Oh, what are we in for now? I wondered. We hadn’t had a hummingbird in the house before, but I had heard they can be a challenge to get out.

I was thankful my worries were in vain. We opened the door wide, and soon our little visitor was back outside again. But, uh-oh, what was wrong with it? As it flew, it bumped its head again and again on the porch ceiling. Hoping it would be okay, I shut the door and turned back to the work at hand.

A while later I heard my sister calling, “Come quick and see what I found!”

I followed her to the door, wondering what it could be. There, lying in a rumpled heap, was a…hummingbird!

“Oh, no, the poor thing,” I lamented as I stooped to gently scoop up the little bundle. “Perhaps it’s the same one that was in the house.”
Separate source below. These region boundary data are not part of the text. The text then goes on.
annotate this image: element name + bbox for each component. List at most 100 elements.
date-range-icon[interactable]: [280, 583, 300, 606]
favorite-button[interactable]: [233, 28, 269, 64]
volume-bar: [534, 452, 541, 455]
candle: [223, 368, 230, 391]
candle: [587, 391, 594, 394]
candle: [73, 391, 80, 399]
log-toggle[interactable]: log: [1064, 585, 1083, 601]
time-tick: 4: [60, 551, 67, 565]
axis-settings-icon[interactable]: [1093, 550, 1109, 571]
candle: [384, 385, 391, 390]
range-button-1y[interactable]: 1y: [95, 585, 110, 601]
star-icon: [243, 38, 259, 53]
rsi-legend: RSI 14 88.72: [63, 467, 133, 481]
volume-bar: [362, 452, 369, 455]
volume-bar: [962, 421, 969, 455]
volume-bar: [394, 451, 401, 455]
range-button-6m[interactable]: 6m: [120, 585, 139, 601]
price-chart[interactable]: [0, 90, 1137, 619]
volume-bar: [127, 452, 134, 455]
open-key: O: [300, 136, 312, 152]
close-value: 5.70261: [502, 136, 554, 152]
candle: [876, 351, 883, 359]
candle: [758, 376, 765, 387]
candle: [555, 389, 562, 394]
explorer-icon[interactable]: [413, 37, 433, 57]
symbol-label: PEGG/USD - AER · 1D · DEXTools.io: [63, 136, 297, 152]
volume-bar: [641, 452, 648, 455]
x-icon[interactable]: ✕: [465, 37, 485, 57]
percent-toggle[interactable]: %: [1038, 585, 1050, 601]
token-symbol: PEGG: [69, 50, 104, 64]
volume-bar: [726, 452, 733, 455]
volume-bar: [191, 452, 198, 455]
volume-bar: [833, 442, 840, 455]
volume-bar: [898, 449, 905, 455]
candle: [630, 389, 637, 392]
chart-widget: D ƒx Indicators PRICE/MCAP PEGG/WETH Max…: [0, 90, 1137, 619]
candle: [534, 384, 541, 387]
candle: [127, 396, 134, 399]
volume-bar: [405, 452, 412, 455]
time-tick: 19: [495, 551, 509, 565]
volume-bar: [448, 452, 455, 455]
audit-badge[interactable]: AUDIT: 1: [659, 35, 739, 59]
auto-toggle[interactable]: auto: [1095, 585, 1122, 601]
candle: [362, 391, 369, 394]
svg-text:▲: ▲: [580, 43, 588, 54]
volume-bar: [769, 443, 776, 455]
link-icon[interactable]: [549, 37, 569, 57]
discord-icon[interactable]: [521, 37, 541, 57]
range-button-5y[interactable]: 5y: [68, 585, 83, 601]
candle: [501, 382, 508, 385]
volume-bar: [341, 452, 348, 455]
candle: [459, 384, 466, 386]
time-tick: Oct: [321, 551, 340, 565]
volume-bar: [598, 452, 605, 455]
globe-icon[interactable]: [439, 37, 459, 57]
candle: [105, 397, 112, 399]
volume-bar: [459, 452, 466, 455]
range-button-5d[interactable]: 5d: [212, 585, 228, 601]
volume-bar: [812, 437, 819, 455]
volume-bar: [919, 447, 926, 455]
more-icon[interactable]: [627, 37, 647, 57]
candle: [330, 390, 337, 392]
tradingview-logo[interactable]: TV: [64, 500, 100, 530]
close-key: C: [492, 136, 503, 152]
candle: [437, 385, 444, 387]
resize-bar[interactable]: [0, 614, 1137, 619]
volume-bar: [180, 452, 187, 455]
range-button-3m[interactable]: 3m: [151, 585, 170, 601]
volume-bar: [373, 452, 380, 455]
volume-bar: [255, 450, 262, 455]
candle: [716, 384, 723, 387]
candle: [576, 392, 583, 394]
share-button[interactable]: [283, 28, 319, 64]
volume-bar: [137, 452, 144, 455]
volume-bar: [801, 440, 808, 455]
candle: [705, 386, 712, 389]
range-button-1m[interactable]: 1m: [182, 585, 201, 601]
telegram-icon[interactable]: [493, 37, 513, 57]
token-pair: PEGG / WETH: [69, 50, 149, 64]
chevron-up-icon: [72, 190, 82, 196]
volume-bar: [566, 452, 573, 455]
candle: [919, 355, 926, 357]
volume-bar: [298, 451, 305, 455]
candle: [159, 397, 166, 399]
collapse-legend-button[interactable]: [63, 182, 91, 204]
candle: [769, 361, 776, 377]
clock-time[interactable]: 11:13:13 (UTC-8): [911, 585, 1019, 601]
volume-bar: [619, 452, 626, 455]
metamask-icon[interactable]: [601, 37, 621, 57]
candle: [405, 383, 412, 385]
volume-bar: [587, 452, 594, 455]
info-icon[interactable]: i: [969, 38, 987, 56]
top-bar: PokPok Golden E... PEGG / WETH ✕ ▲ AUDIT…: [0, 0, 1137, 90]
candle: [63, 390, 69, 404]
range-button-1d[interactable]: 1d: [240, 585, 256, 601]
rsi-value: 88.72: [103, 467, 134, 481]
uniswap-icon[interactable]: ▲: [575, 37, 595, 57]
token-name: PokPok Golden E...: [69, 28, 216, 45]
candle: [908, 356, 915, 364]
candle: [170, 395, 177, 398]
Softly I cradled the petite downy ball of life. The zipping, zooming ways of hummingbirds, and their flashing iridescence had so often awed me. And now one of these flying jewels lay still in my hand! A thrill of wonder shot through me.

But what was wrong with it? Was it dying? What if I just left it out here and a cat got it? What if…? But I couldn’t just hold it indefinitely.

I looked down at the hummer. It was so light—almost like nothing! And right now it looked small and feeble. Perhaps that was it! Maybe it was too weak to fly. It needed energy. But how?

The sugar water! The thought struck me suddenly. Of course!

Gently I lifted the little one up to a bright plastic flower on my hummingbird feeder and slid the long slender beak into the hole. I watched, breathless. Then the sleek throat bobbed in and out. The hummingbird had swallowed! It swallowed again and again. It was actually drinking! After a little, I eased the beak out again. I could see its very thin tongue sticking out! Now, I decided, I’ll set it in the hanging basket.

Carefully I deposited my patient in the hanging basket of impatiens. It sat, almost unmoving, amongst the thriving greenery. Slowly I returned to my work, hoping.

That evening the hanging basket was empty except for the vibrant impatiens. No fainting bird lay on the leaves. No, it was gone. Rejoicing and hoping that it had all turned out for good, I went on. I thank God for this special experience and the truth that He does care for every little bird that falls!